According to Glen Myers, the goals of software testing are:

  • The process of examining and testing a program to see if it has bugs or not and whether it meets the requirements is called testing.
  • A high number of bugs found during testing indicates good testing and is a sign of a good test case.
  • Finding unknown bugs that haven’t been discovered yet is a sign of successful and good testing.

Inter class testing

Inter-class testing is a type of software testing that focuses on testing the interaction between different classes or components of a software system. It is also known as integration testing, as it involves integrating different units or modules of the system and testing them as a whole.

The primary objective of inter-class testing is to ensure that the different modules or classes of the software system work together seamlessly and produce the desired output.
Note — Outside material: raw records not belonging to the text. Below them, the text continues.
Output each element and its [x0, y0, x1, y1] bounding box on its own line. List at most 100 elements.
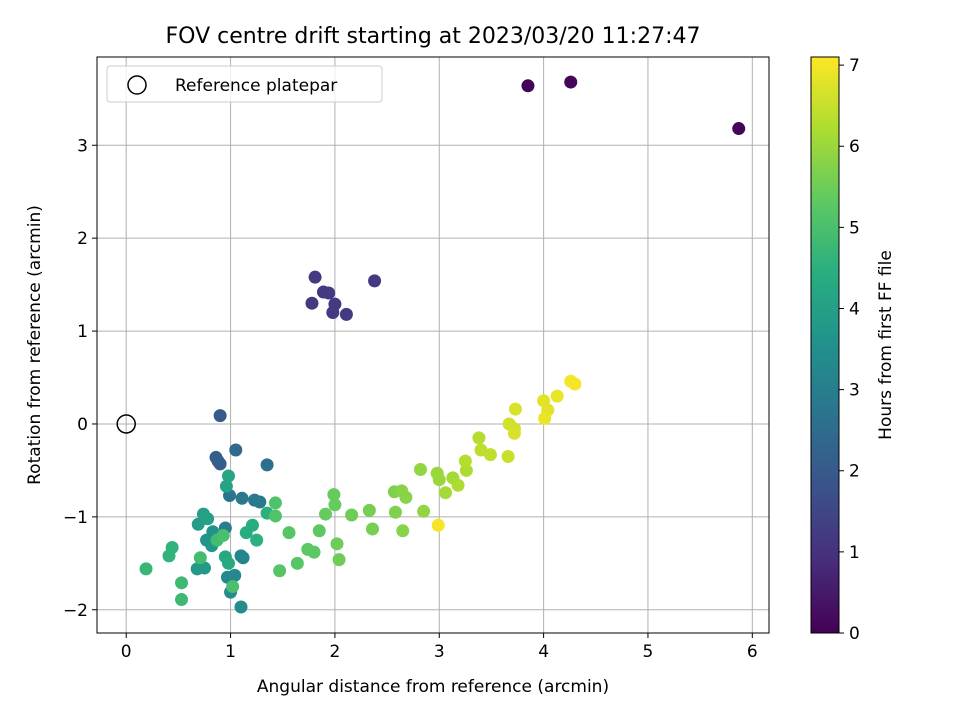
data-point: [328, 498, 342, 512]
data-point: [175, 593, 189, 607]
x-tick-label: 2: [329, 642, 340, 662]
colorbar-tick-label: 4: [849, 299, 860, 319]
data-point: [229, 443, 243, 457]
y-tick-label: 3: [77, 136, 88, 156]
data-point: [213, 409, 227, 423]
colorbar-tick-label: 3: [849, 381, 860, 401]
colorbar-tick-label: 0: [849, 624, 860, 644]
chart-title: FOV centre drift starting at 2023/03/20 …: [166, 24, 701, 49]
colorbar: 0 1 2 3 4 5 6 7 Hours from first FF file: [810, 56, 896, 644]
data-point: [201, 512, 215, 526]
data-point: [339, 307, 353, 321]
x-axis-ticks: 0 1 2 3 4 5 6: [121, 633, 758, 662]
data-point: [396, 524, 410, 538]
x-tick-label: 1: [225, 642, 236, 662]
data-point: [432, 473, 446, 487]
data-point: [327, 488, 341, 502]
data-point: [507, 426, 521, 440]
colorbar-tick-label: 1: [849, 543, 860, 563]
legend-entry-label: Reference platepar: [175, 76, 337, 96]
data-point: [234, 600, 248, 614]
colorbar-label: Hours from first FF file: [876, 250, 896, 440]
colorbar-ticks: 0 1 2 3 4 5 6 7: [839, 56, 860, 644]
plot-frame: [96, 56, 770, 634]
colorbar-gradient: [810, 56, 840, 634]
data-point: [483, 448, 497, 462]
data-point: [550, 389, 564, 403]
x-tick-label: 5: [643, 642, 654, 662]
x-axis-label: Angular distance from reference (arcmin): [257, 677, 609, 697]
data-point: [458, 454, 472, 468]
data-point: [282, 526, 296, 540]
x-tick-label: 0: [121, 642, 132, 662]
data-point: [268, 509, 282, 523]
data-point: [235, 491, 249, 505]
data-point: [732, 122, 746, 136]
data-point: [165, 541, 179, 555]
x-tick-label: 4: [538, 642, 549, 662]
data-point: [307, 545, 321, 559]
data-point: [368, 274, 382, 288]
data-point: [538, 411, 552, 425]
data-point: [226, 580, 240, 594]
data-point: [308, 270, 322, 284]
data-point: [175, 576, 189, 590]
data-point: [568, 377, 582, 391]
legend-box: [106, 65, 383, 103]
data-point: [521, 79, 535, 93]
data-point: [439, 486, 453, 500]
data-point: [213, 457, 227, 471]
data-point: [417, 504, 431, 518]
data-point: [197, 561, 211, 575]
y-axis-ticks: −2 −1 0 1 2 3: [63, 136, 97, 621]
data-point: [305, 296, 319, 310]
data-point: [330, 537, 344, 551]
data-point: [139, 562, 153, 576]
y-tick-label: −1: [63, 508, 88, 528]
colorbar-tick-label: 5: [849, 218, 860, 238]
data-point: [508, 402, 522, 416]
data-point: [221, 556, 235, 570]
data-point: [326, 305, 340, 319]
y-tick-label: 2: [77, 229, 88, 249]
data-point: [290, 556, 304, 570]
data-points: [139, 75, 746, 614]
data-point: [431, 518, 445, 532]
y-tick-label: 1: [77, 322, 88, 342]
data-point: [365, 522, 379, 536]
data-point: [219, 479, 233, 493]
data-point: [250, 533, 264, 547]
x-tick-label: 3: [434, 642, 445, 662]
y-axis-label: Rotation from reference (arcmin): [25, 205, 45, 485]
colorbar-tick-label: 6: [849, 137, 860, 157]
reference-platepar-marker: [116, 414, 136, 434]
data-point: [332, 553, 346, 567]
data-point: [273, 564, 287, 578]
data-point: [260, 458, 274, 472]
data-point: [191, 517, 205, 531]
data-point: [362, 503, 376, 517]
data-point: [268, 496, 282, 510]
data-point: [245, 518, 259, 532]
colorbar-tick-label: 7: [849, 56, 860, 76]
data-point: [345, 508, 359, 522]
legend: Reference platepar: [106, 65, 383, 103]
x-tick-label: 6: [747, 642, 758, 662]
data-point: [312, 524, 326, 538]
data-point: [221, 469, 235, 483]
data-point: [319, 507, 333, 521]
data-point: [193, 551, 207, 565]
legend-marker-icon: [127, 75, 147, 95]
data-point: [388, 505, 402, 519]
colorbar-tick-label: 2: [849, 462, 860, 482]
data-point: [413, 462, 427, 476]
data-point: [322, 286, 336, 300]
y-tick-label: −2: [63, 601, 88, 621]
data-point: [564, 75, 578, 89]
data-point: [236, 551, 250, 565]
data-point: [228, 568, 242, 582]
data-point: [253, 495, 267, 509]
y-tick-label: 0: [77, 415, 88, 435]
data-point: [472, 431, 486, 445]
This testing approach can help to identify any defects or bugs that may arise due to the interaction between different modules or classes.

Technical metrics for O-O systems

technical metrics that can be used to measure the quality of Object-Oriented (O-O) systems in software engineering. Some of the commonly used metrics are:

  1. Coupling.
  2. Cohesion.
  3. Inheritance depth.
  4. Method complexity.
  5. Class size.
  6. Number of methods.
  7. Method coupling.
  8. Method inheritance.

Class oriented metrics

Class oriented metrics are used to evaluate the quality and complexity of software code at the class or module level. These metrics can be used to measure the size, complexity, cohesion, coupling, and maintainability of individual classes within a software system. Here are some commonly used class oriented metrics in software engineering:

  1. Size Metrics.
  2. Complexity Metrics.
  3. Cohesion Metrics.
  4. Coupling Metrics.
  5. Maintainability Metrics.

Metrics for O-O projects

Object-Oriented (O-O) projects in software engineering require specific metrics to measure their effectiveness, quality, and performance. Some of the common metrics for O-O projects are:

  1. Class Size.
  2. Coupling.
  3. Cohesion.
  4. Inheritance Depth.
  5. Cyclomatic Complexity.
  6. Code Coverage.
  7. Maintainability Index.
  8. Reusability.

Advanced topics in software engineering

  1. DevOps.
  2. Cloud Computing.
  3. Microservices.
  4. Artificial Intelligence and Machine Learning.
  5. Blockchain.
  6. Reactive Programming.
  7. Cybersecurity.
  8. Big Data.
  9. Containers and Virtualization.
  10. Software Testing.

Component Based Software Engineering

Component-Based Software Development (CBSE) is a process focused on the design and development of computer systems using reusable software components.

It not only identifies candidate components, but also validates the interfaces of each component, tunes components to resolve architectural mismatches, assembles components into the selected architectural style, and updates components to meet system change requirements.